# QM Variation Method

## Homework Statement

Show that variation principle (parameters ci) leads to equations
$$\sum\limits_{i = 1}^n {\left\langle i \right|H\left| j \right\rangle c_j = Ec_i {\rm{ where }}} \left\langle j \right|H\left| i \right\rangle = \int {d\textbf{r}^3 \chi _j^* \left( \textbf{r} \right)\left( {H\chi _i \left( \textbf{r} \right)} \right)}$$

## Homework Equations

I've got $$\psi \left( \textbf{r} \right) = \sum\limits_{i = 1}^n {c_i \chi _i \left( \textbf{r} \right)}$$
, but

## The Attempt at a Solution

I'm confused about what's being asked, and what the expected result means. Indices as kets and bras? If they're different vectors within the Hilbert space, won't they be orthonormal implying all i not equal j would be zero? I have a nagging feeling I'm either confused by notation or overlooking something basic.

## The Attempt at a Solution

The left hand side is just the matrix elements of the hamiltonian in some orthonormal basis. If they are eigenstates of the Hamiltonian, this matrix will be diagonal.

The expression they give you for the matrix elements is the position space representation

Beyond that, I don't know what you're asking.

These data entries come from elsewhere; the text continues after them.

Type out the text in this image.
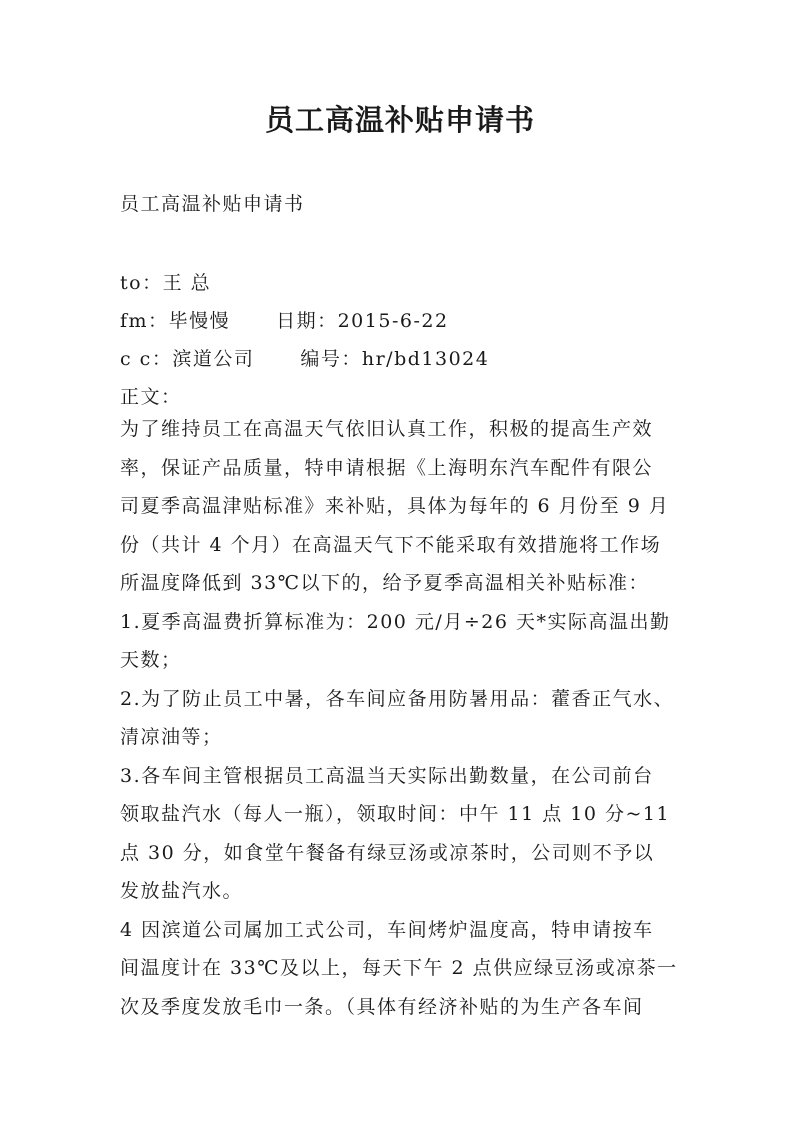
员工高温补贴申请书
员工高温补贴申请书
to：王 总
fm：毕慢慢 日期：2015-6-22
c c：滨道公司 编号：hr/bd13024
正文：
为了维持员工在高温天气依旧认真工作，积极的提高生产效
率，保证产品质量，特申请根据《上海明东汽车配件有限公
司夏季高温津贴标准》来补贴，具体为每年的 6 月份至 9 月
份（共计 4 个月）在高温天气下不能采取有效措施将工作场
所温度降低到 33℃以下的，给予夏季高温相关补贴标准：
1.夏季高温费折算标准为：200 元/月÷26 天*实际高温出勤
天数；
2.为了防止员工中暑，各车间应备用防暑用品：藿香正气水、
清凉油等；
3.各车间主管根据员工高温当天实际出勤数量，在公司前台
领取盐汽水（每人一瓶），领取时间：中午 11 点 10 分~11
点 30 分，如食堂午餐备有绿豆汤或凉茶时，公司则不予以
发放盐汽水。
4 因滨道公司属加工式公司，车间烤炉温度高，特申请按车
间温度计在 33℃及以上，每天下午 2 点供应绿豆汤或凉茶一
次及季度发放毛巾一条。（具体有经济补贴的为生产各车间
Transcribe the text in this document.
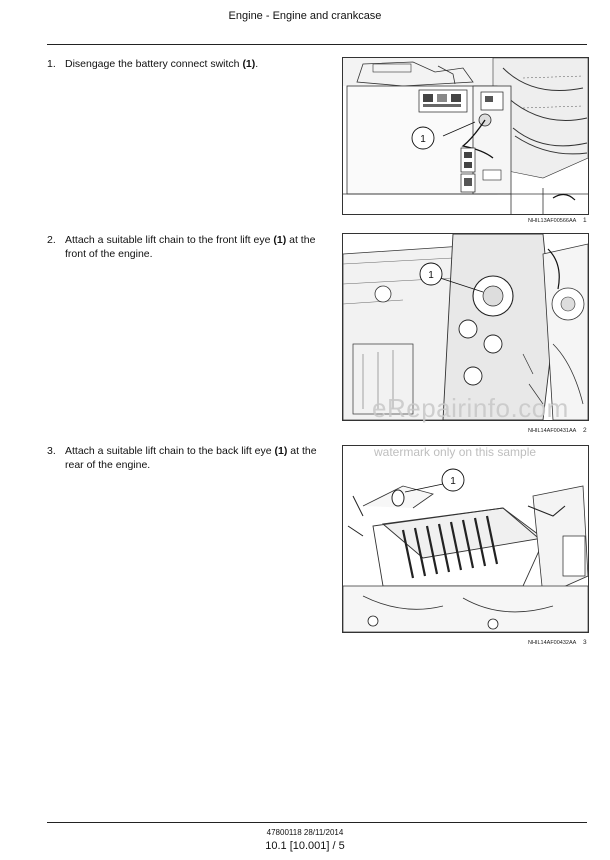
Engine - Engine and crankcase
1. Disengage the battery connect switch (1).
2. Attach a suitable lift chain to the front lift eye (1) at the front of the engine.
3. Attach a suitable lift chain to the back lift eye (1) at the rear of the engine.
1
NHIL13AF00566AA 1
1
NHIL14AF00431AA 2
1
NHIL14AF00432AA 3
eRepairinfo.com
watermark only on this sample
47800118 28/11/2014
10.1 [10.001] / 5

Well, thanks for your response. First, let me say that the problem statement as shown was exactly as presented, and we were given no other information. The only thing I can think of is that the indices in the bras and kets are really intended to be $$\chi_{i}$$ and $$\chi_{j}$$, but this seems to be trivial, because in that case wouldn't $$\left\langle j \right|H\left| i \right\rangle = \int {d\textbf{r}^3 \chi _j^* \left( \textbf{r} \right)\left( {H\chi _i \left( \textbf{r} \right)} \right)}$$
imply $$\left\langle i \right|H\left| j \right\rangle = \int {d\textbf{r}^3 \chi _i^* \left( \textbf{r} \right)\left( {H\chi _j \left( \textbf{r} \right)} \right)}$$
? And if that's the case, doesn't that simply mean that the $$\chi$$'s are simply the eigenstates of the Hamiltonian?